The Mobius function is a multiplicative function . The importance of the Mobius function in number theory is associated with the Mobius formula for inversion .

Notes

↑ ¹ ² V. And Arnold. Dynamics, statistics and projective geometry of Galois fields. - M .: ICMMO, 2005 .-- S. 70. - 72 p.

Literature

Vinogradov I. M. Fundamentals of number theory . - M.-L .: GITTL, 1952. - 180 p.
Nesterenko Yu.

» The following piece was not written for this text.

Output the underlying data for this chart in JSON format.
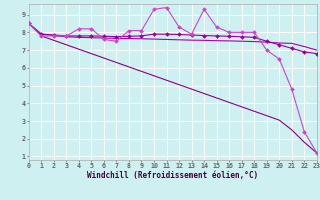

V. Number theory: a textbook for students. higher studies. institutions. - M .: Publishing Center "Academy", 2008. - 272 p. - ISBN 978-5-7695-4646-4 .
Chandrasekharan K. Introduction to Analytic Number Theory = Introduction to Analytic Number Theory. - M .: "The World", 1974. - 188 p.

[Arnold-1] ¹ ² V. And Arnold. Dynamics, statistics and projective geometry of Galois fields. - M .: ICMMO, 2005 .-- S. 70. - 72 p.